While perhaps the least grand finger in the hand this is what separates us from the four fingered cartoon characters. Being a great motivator might seem a bigger part for a great leader but the reality is that for good managing we need to use the other “fingers” for driving most of what motivates people. Getting to people’s self motivation is by far more effective and efficient than coming up with the weekly speech or the threat maker or rah-rah cheerleader.
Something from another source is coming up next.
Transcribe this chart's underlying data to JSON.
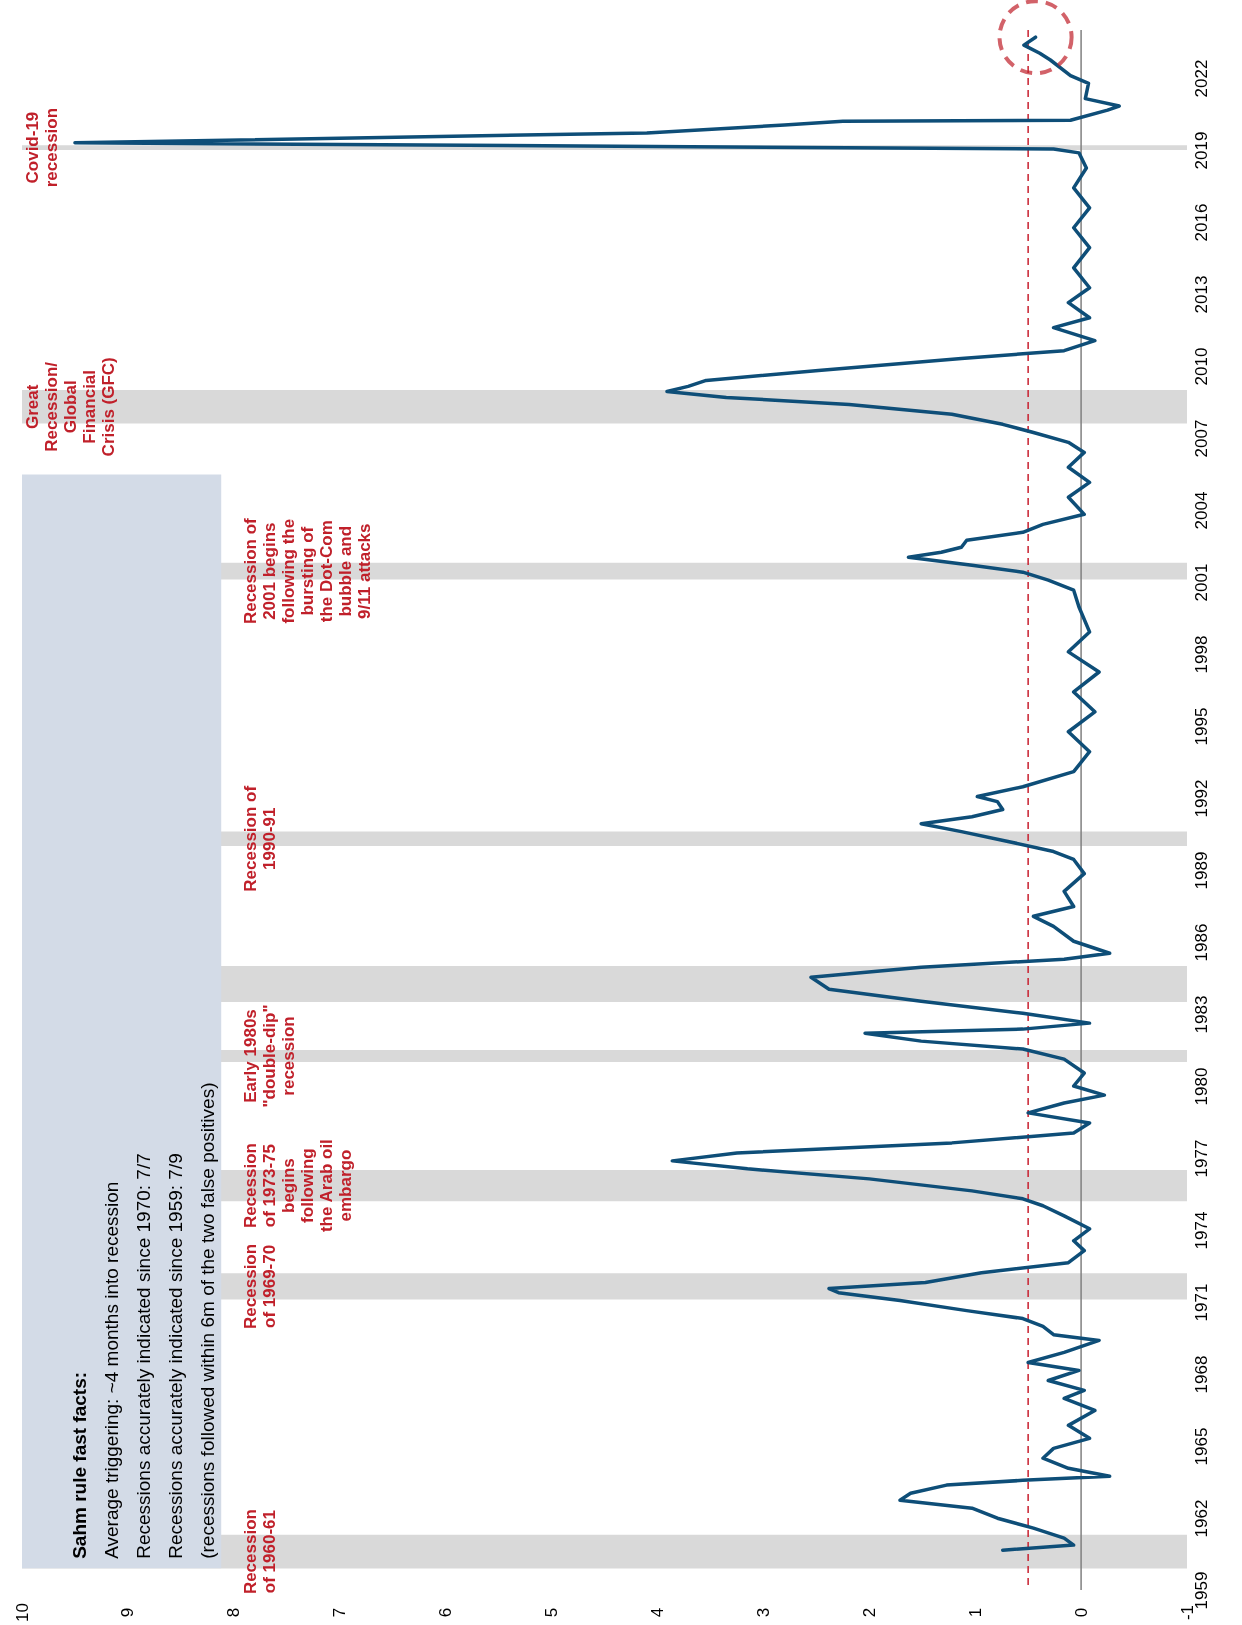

Great communication, application of measurement and being accountable with empathy will be enough of a foundation that you’ll need but a pinky push with words and actions, whether carrots or sticks, to motivate a team to great performance and results.

Of course there are many other good traits in great managers like delegating effectively, patience, being positive, honesty and subject competence but those fingers are for the the other hand. Most of what we accomplish we do with a dominant hand, a dominant side of the brain so the five fingers detailed above can give you a great start to reflect on where you are, or where you need to be to become a great manager. So salute, pump your fist, learn what you need, master what you experience and you’ll join the few of whom the staff says, “My manager’s great!”